Se montrer tel que nous sommes, c’est accepter de se montrer, profondément, vulnérable, c’est donc :

  • aimer de tout notre coeur même sans garantie
  • pratiquer la joie et la gratitude (Bulle de Bonheur #9 et 20)
  • être convaincu que nous sommes bien comme nous sommes
  • identifier ses points de vulnérabilité, et oser les montrer (oser le courage)
  • arrêter de vouloir rendre certain ce qui est incertain (accepter l’incertitude, le risque).
  • stopper notre course à la perfection. Attitude dont nous devons être particulièrement vigilants avec nos enfants : notre rôle de parents est en effet de les révéler à leur vulnérabilité tout en leur assurant qu’ils méritent d’être aimés et d’être parmi nous.

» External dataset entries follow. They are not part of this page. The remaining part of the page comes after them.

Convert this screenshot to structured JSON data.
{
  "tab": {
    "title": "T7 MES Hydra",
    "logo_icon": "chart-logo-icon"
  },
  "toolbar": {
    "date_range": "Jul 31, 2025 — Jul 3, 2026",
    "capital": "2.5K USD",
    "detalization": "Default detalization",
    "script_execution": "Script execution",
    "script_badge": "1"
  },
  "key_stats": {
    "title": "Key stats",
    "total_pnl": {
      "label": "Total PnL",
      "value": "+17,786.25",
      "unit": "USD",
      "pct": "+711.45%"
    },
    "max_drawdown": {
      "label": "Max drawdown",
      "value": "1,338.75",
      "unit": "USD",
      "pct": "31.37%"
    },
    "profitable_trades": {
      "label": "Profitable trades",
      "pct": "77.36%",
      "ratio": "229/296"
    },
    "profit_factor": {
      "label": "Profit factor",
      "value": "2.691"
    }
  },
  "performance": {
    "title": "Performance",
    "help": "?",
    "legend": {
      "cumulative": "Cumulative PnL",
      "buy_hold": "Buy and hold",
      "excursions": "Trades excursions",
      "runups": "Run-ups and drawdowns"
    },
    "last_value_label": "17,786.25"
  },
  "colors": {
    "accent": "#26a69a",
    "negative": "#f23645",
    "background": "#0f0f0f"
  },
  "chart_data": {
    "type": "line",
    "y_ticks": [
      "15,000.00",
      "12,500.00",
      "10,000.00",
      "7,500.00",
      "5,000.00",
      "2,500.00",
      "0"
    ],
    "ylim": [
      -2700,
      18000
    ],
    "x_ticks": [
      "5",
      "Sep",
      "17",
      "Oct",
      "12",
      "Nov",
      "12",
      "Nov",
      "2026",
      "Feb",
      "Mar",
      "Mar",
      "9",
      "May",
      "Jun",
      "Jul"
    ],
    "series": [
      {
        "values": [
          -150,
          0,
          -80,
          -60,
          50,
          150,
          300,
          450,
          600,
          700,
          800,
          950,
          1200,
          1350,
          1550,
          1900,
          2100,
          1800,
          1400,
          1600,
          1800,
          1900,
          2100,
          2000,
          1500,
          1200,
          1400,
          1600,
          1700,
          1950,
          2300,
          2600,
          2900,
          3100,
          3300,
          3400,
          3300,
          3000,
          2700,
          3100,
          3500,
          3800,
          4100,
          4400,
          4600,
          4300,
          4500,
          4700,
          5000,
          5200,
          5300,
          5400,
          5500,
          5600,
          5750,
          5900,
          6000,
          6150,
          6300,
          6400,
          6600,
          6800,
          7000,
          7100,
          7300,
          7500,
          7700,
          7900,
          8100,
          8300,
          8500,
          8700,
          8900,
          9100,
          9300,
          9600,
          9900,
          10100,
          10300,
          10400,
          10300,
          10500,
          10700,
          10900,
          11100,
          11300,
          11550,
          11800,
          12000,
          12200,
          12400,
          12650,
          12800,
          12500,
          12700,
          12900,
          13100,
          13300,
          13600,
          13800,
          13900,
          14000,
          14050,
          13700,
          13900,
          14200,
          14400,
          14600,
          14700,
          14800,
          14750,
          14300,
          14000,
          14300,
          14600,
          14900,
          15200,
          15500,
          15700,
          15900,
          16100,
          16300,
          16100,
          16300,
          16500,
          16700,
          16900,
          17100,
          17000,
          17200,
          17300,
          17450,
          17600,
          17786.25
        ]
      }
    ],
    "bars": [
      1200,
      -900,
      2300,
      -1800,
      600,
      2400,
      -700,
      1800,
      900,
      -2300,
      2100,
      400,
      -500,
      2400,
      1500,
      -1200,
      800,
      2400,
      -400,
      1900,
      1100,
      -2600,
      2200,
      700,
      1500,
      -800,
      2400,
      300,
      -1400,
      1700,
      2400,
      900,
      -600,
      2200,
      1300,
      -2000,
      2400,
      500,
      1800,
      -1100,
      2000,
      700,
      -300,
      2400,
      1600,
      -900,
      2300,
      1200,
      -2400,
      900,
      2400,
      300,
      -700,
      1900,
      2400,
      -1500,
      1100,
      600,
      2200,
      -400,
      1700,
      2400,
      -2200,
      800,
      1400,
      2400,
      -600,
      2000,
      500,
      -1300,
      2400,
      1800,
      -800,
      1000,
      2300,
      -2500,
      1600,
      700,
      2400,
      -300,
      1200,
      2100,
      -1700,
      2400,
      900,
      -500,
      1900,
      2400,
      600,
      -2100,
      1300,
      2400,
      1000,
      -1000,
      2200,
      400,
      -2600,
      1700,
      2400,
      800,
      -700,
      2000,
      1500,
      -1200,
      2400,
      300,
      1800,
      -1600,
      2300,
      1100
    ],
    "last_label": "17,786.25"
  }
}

Nous le voyons, la vulnérabilité renvoie également à notre capacité à accepter nos erreurs (Bulle de Bonheur #34), à notre capacité à lâcher prise (Bulle de Bonheur #21), à adapter notre niveau d’exigence mais aussi notre faculté à faire preuve de bienveillance à l’égard de nous-mêmes, puis à l’égard des autres (Bulle de Bonheur #39).

Cela peut vous paraître surprenant, contradictoire, exigeant et pourtant, comme l’affirme Brene Brown, la vulnérabilité est au coeur de la relation, elle est “le terreau de l’amour, de l’intimité, de la joie, du courage, de l’empathie et de la créativité.

En bref

  • La vulnérabilité est une caractéristique de l’être humain.
  • Elle n’est pas faiblesse mais au contraire courage et force de vie.
  • Elle permet d’être plus authentique, renforce notre besoin d’amour et d’appartenance et libère la joie.
  • Nous montrer tel que nous sommes, c’est être vivant.

Allez hop, je me lance !

2mn pour penser à une situation où vous vous sentez vulnérable.

Demandez-vous ce qui se passe pour vous dans cette situation et ce que vous ressentez. Et écoutez votre peur, votre honte, elles sont là pour vous indiquer une limite ou un besoin à satisfaire et donc vous aider à mieux vous connecter à vous-même.